Dec 25, 2010

Season's Greetings

「笑顔で、鼻歌まじりくらいの気持ちで歩んでいく・・・」

今年、撮影をとおして出会ったイニュッホイ(グリーンランドのポーラー・エスキモー)の腕利きの猟師から学んだことだった。

「今まで大きな獲物を逃して悔しい思いをしたことはあるか?」

ある日、彼にそんな質問をしたことがあった。
その問いに対して、彼はしばらく腕組みをして真剣に考えたあと「そんなことは感じたことも、思ったこともない。そもそも獲物なんてものは、獲れて儲けものだ」と答えたのだった。
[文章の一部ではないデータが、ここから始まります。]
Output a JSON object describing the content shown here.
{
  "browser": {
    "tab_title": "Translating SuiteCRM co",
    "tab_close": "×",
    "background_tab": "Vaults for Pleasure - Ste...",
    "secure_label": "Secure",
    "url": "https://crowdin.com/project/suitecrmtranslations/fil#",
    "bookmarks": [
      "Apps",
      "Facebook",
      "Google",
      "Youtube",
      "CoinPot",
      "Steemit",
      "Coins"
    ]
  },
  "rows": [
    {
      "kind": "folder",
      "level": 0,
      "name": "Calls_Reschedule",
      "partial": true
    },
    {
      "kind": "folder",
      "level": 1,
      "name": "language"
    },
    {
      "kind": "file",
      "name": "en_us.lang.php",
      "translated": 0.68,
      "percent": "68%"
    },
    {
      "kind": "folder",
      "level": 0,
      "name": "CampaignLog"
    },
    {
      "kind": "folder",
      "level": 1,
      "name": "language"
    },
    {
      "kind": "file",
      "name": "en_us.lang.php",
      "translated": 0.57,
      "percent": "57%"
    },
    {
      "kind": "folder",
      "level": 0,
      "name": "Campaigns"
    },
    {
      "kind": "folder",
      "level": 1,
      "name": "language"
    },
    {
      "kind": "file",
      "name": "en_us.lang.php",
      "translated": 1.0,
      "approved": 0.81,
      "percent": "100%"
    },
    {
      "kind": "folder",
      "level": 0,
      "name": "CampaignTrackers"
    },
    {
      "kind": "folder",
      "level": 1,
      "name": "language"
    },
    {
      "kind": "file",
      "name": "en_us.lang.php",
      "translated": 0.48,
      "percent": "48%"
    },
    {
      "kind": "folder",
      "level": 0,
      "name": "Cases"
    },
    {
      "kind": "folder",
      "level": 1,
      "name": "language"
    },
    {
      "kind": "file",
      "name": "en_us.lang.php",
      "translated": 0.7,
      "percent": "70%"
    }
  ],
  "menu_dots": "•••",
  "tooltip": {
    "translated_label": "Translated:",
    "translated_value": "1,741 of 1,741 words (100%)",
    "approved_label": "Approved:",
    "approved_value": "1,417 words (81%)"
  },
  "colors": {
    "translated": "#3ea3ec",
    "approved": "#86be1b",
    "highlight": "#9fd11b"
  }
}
その時、なんて愚かな質問をしたことかと後悔したものだった。狩猟とは天候や運など様々な要因が複雑にからみ合い、個人の技術や努力だけで報われるものではないのだ。そして、何と言う謙虚さ、潔さか・・・。やはり、環境は人も育むのだと再認識したのだった。

そして、そんな彼の日常には笑顔や鼻歌が絶えなかった。極地の厳しい風雪に晒されてきた彼の精神は、鋼のように冷徹で強固なのではなく、ツンドラの荒野に生える新緑を湛えたしなやかなヤナギのようだった。